Metadata-Version: 2.4
Name: physoce-datasets
Version: 0.1.0
Summary: A Python package and CLI for downloading various physical oceanographic datasets.
Requires-Python: >=3.12
Requires-Dist: cdsapi>=0.7.7
Requires-Dist: cfgrib>=0.9.15.1
Requires-Dist: click>=8.2.1
Requires-Dist: copernicusmarine>=2.3.0
Requires-Dist: ecmwf-datastores-client>=0.5.1
Requires-Dist: gcsfs>=2026.3.0
Requires-Dist: h5py>=3.16.0
Requires-Dist: ipykernel>=7.2.0
Requires-Dist: metpy>=1.7.1
Requires-Dist: numpy>=2.4.4
Requires-Dist: pycoare>=0.4.0
Requires-Dist: python-dotenv>=1.2.2
Requires-Dist: xarray[accel,io,parallel]>=2026.2.0
Description-Content-Type: text/markdown

# physoce-datasets

A Python package and CLI for downloading various physical oceanographic datasets.

## Install

Clone the package and navigate to the directory:

```bash
git clone https://github.com/andrew-s28/physoce-datasets.git
cd physoce-datasets
```

### uv

`uv` is the preferred way to manage this package. Please refer to the [uv installation instructions](https://docs.astral.sh/uv/getting-started/installation/). Once uv is installed, you can initialize a virtual environment with `uv sync` or you can run any commands directly with `uv run` and `uv` will handle the `venv` creation and activation auto-magically.

### pip

Of course, you can also use the classic `pip`, but you have to handle creating and activating the `venv` yourself:

```bash
python -m venv .venv
source .venv/bin/activate
pip install -e .
```

## Credentials

Upon usage, this package may prompt for credentials to various data stores.

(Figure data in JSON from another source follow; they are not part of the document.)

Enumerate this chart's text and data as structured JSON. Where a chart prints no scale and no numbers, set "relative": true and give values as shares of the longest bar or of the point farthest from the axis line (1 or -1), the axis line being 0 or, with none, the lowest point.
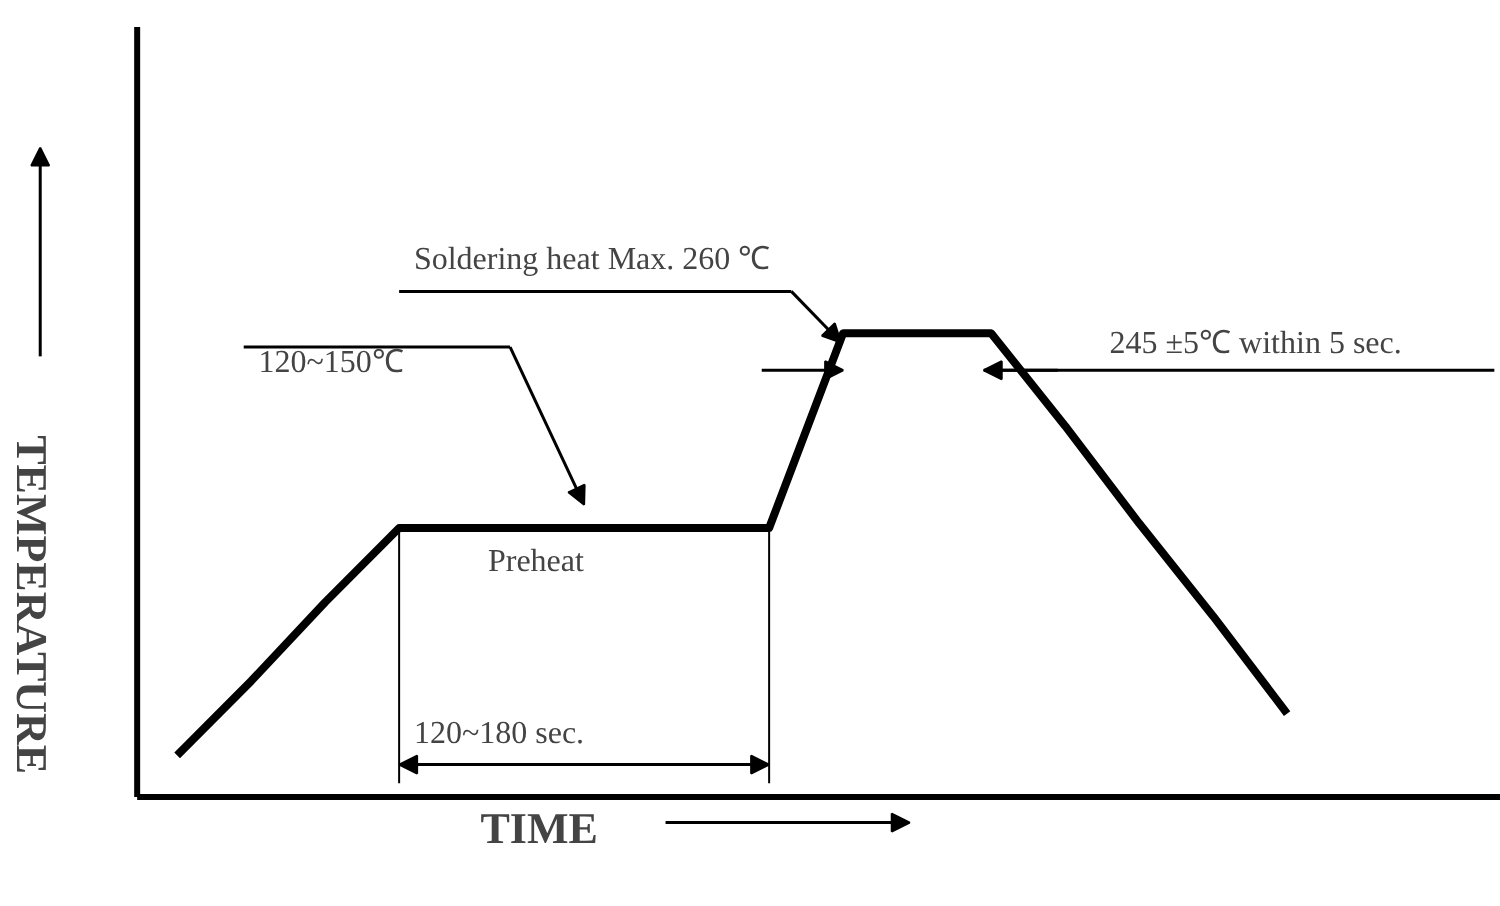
{
  "chart_data": {
    "type": "line",
    "relative": true,
    "tick_labels": false,
    "color": "#000000",
    "xlabel": "TIME",
    "ylabel": "TEMPERATURE",
    "categories": [
      null,
      null,
      null,
      null,
      null,
      null,
      null,
      null,
      null,
      null,
      null,
      null,
      null,
      null,
      null,
      null
    ],
    "values": [
      0.09,
      0.25,
      0.42,
      0.58,
      0.58,
      0.58,
      0.58,
      0.58,
      0.58,
      1,
      1,
      1,
      0.8,
      0.59,
      0.39,
      0.18
    ],
    "annotations": [
      "120~150℃",
      "Preheat",
      "120~180 sec.",
      "Soldering heat Max. 260 ℃",
      "245 ±5℃ within 5 sec."
    ]
  }
}
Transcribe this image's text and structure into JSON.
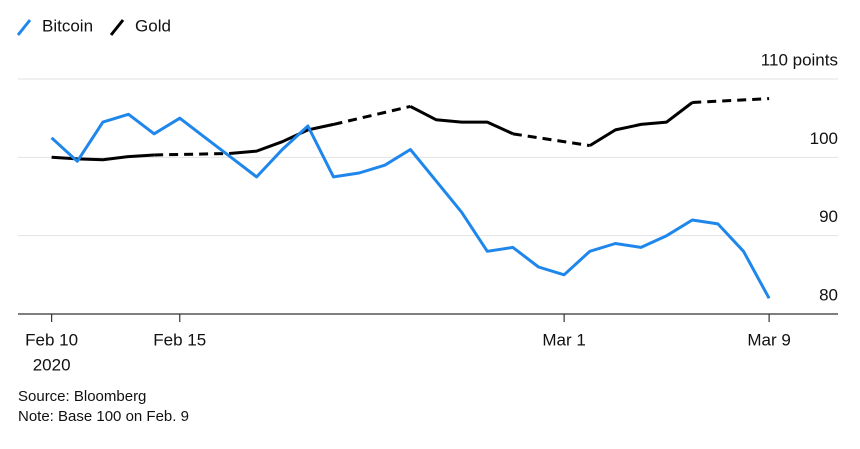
{
  "chart_data": {
    "type": "line",
    "legend": "top-left",
    "grid": true,
    "x": [
      "2020-02-10",
      "2020-02-11",
      "2020-02-12",
      "2020-02-13",
      "2020-02-14",
      "2020-02-15",
      "2020-02-16",
      "2020-02-17",
      "2020-02-18",
      "2020-02-19",
      "2020-02-20",
      "2020-02-21",
      "2020-02-22",
      "2020-02-23",
      "2020-02-24",
      "2020-02-25",
      "2020-02-26",
      "2020-02-27",
      "2020-02-28",
      "2020-02-29",
      "2020-03-01",
      "2020-03-02",
      "2020-03-03",
      "2020-03-04",
      "2020-03-05",
      "2020-03-06",
      "2020-03-07",
      "2020-03-08",
      "2020-03-09"
    ],
    "series": [
      {
        "name": "Bitcoin",
        "color": "#1f87ec",
        "values": [
          102.5,
          99.5,
          104.5,
          105.5,
          103,
          105,
          102.5,
          100,
          97.5,
          101,
          104,
          97.5,
          98,
          99,
          101,
          97,
          93,
          88,
          88.5,
          86,
          85,
          88,
          89,
          88.5,
          90,
          92,
          91.5,
          88,
          82
        ]
      },
      {
        "name": "Gold",
        "color": "#000000",
        "dashed_gaps": true,
        "values": [
          100,
          99.8,
          99.7,
          100.1,
          100.3,
          null,
          null,
          100.5,
          100.8,
          102,
          103.5,
          104.2,
          null,
          null,
          106.5,
          104.8,
          104.5,
          104.5,
          103,
          null,
          null,
          101.5,
          103.5,
          104.2,
          104.5,
          107,
          null,
          null,
          107.5
        ]
      }
    ],
    "xlim": [
      "2020-02-09",
      "2020-03-12"
    ],
    "xticks": [
      {
        "value": "2020-02-10",
        "label": "Feb 10"
      },
      {
        "value": "2020-02-15",
        "label": "Feb 15"
      },
      {
        "value": "2020-03-01",
        "label": "Mar 1"
      },
      {
        "value": "2020-03-09",
        "label": "Mar 9"
      }
    ],
    "x_year_label": "2020",
    "ylim": [
      80,
      110
    ],
    "yticks": [
      80,
      90,
      100,
      {
        "value": 110,
        "label": "110 points"
      }
    ],
    "source": "Source: Bloomberg",
    "note": "Note: Base 100 on Feb. 9"
  }
}
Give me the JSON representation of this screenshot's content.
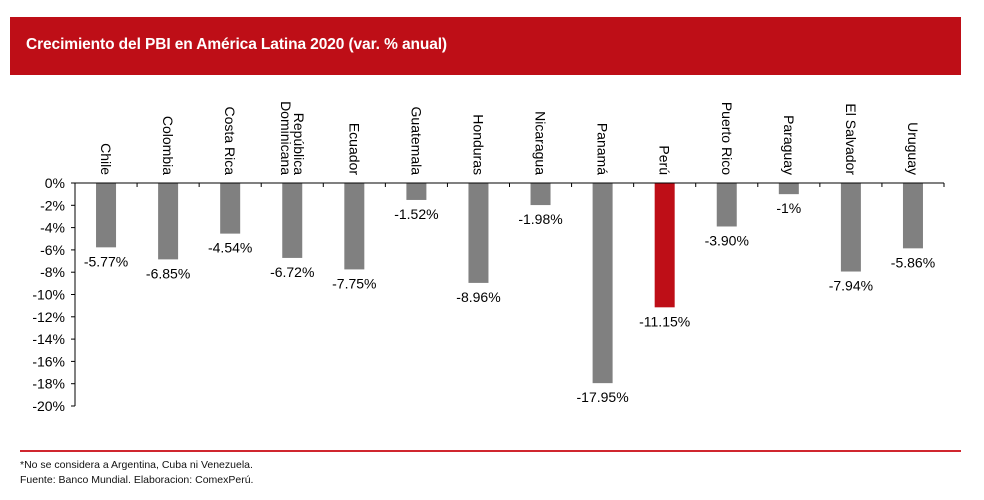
{
  "title": "Crecimiento del PBI en América Latina 2020 (var. % anual)",
  "footer": {
    "note": "*No se considera a Argentina, Cuba ni Venezuela.",
    "source": "Fuente: Banco Mundial. Elaboracion: ComexPerú."
  },
  "colors": {
    "header": "#be0e17",
    "bar_default": "#808080",
    "bar_highlight": "#be0e17",
    "footer_line": "#d0262f"
  },
  "chart_data": {
    "type": "bar",
    "title": "Crecimiento del PBI en América Latina 2020 (var. % anual)",
    "xlabel": "",
    "ylabel": "",
    "ylim": [
      -20,
      0
    ],
    "yticks": [
      0,
      -2,
      -4,
      -6,
      -8,
      -10,
      -12,
      -14,
      -16,
      -18,
      -20
    ],
    "ytick_labels": [
      "0%",
      "-2%",
      "-4%",
      "-6%",
      "-8%",
      "-10%",
      "-12%",
      "-14%",
      "-16%",
      "-18%",
      "-20%"
    ],
    "grid": false,
    "categories": [
      [
        "Chile"
      ],
      [
        "Colombia"
      ],
      [
        "Costa Rica"
      ],
      [
        "República",
        "Dominicana"
      ],
      [
        "Ecuador"
      ],
      [
        "Guatemala"
      ],
      [
        "Honduras"
      ],
      [
        "Nicaragua"
      ],
      [
        "Panamá"
      ],
      [
        "Perú"
      ],
      [
        "Puerto Rico"
      ],
      [
        "Paraguay"
      ],
      [
        "El Salvador"
      ],
      [
        "Uruguay"
      ]
    ],
    "values": [
      -5.77,
      -6.85,
      -4.54,
      -6.72,
      -7.75,
      -1.52,
      -8.96,
      -1.98,
      -17.95,
      -11.15,
      -3.9,
      -1.0,
      -7.94,
      -5.86
    ],
    "data_labels": [
      "-5.77%",
      "-6.85%",
      "-4.54%",
      "-6.72%",
      "-7.75%",
      "-1.52%",
      "-8.96%",
      "-1.98%",
      "-17.95%",
      "-11.15%",
      "-3.90%",
      "-1%",
      "-7.94%",
      "-5.86%"
    ],
    "highlight": "Perú"
  }
}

Please refer to their documentation for how to access credentials and how credentials are stored:

- [Copernicus Marine Services](https://toolbox-docs.marine.copernicus.eu/en/stable/usage/login-usage.html)
- [Copernicus Climate Data Store](https://cds.climate.copernicus.eu/how-to-api)

## CLI usage

Run the CLI with uv:

```bash
uv run datasets.py --help
```

Note that if you prefer the `pip` environment management, activate your environment according to the above and replace all `uv run` commands with `python`, e.g.:

```bash
python datasets.py --help
```

Available commands:

- `eke`: Download altimetry-derived geostrophic velocities and compute eddy kinetic energy from Copernicus Marine Services.
- `era5`: ERA5 workflow group with `submit` and `download` subcommands.

Show command help:

```bash
uv run datasets.py eke --help
```

### Options

All commands share the same base options:

- `--save-dir`: Directory where the dataset file is written. If not set, defaults to the package `data/` directory.
- `--start-date`: Start date in `YYYY-MM-DD` format. If not set, uses the earliest available date.
- `--end-date`: End date in `YYYY-MM-DD` format. If not set, uses the latest available date

Run `eke` download with defaults:

```bash
uv run datasets.py eke
```

Submit ERA5 jobs with explicit options:

```bash
uv run datasets.py era5 submit --save-dir data --start-date 2020-01-01 --end-date 2020-01-31 --max-active-requests 10
```

Download and process ERA5 files once all remote jobs are successful:

```bash
uv run datasets.py era5 download --save-dir data
```

The ERA5 workflow writes its progress to `submitted_requests.csv` inside the save directory. If the script exits or is interrupted, rerun the same command to resume from saved state.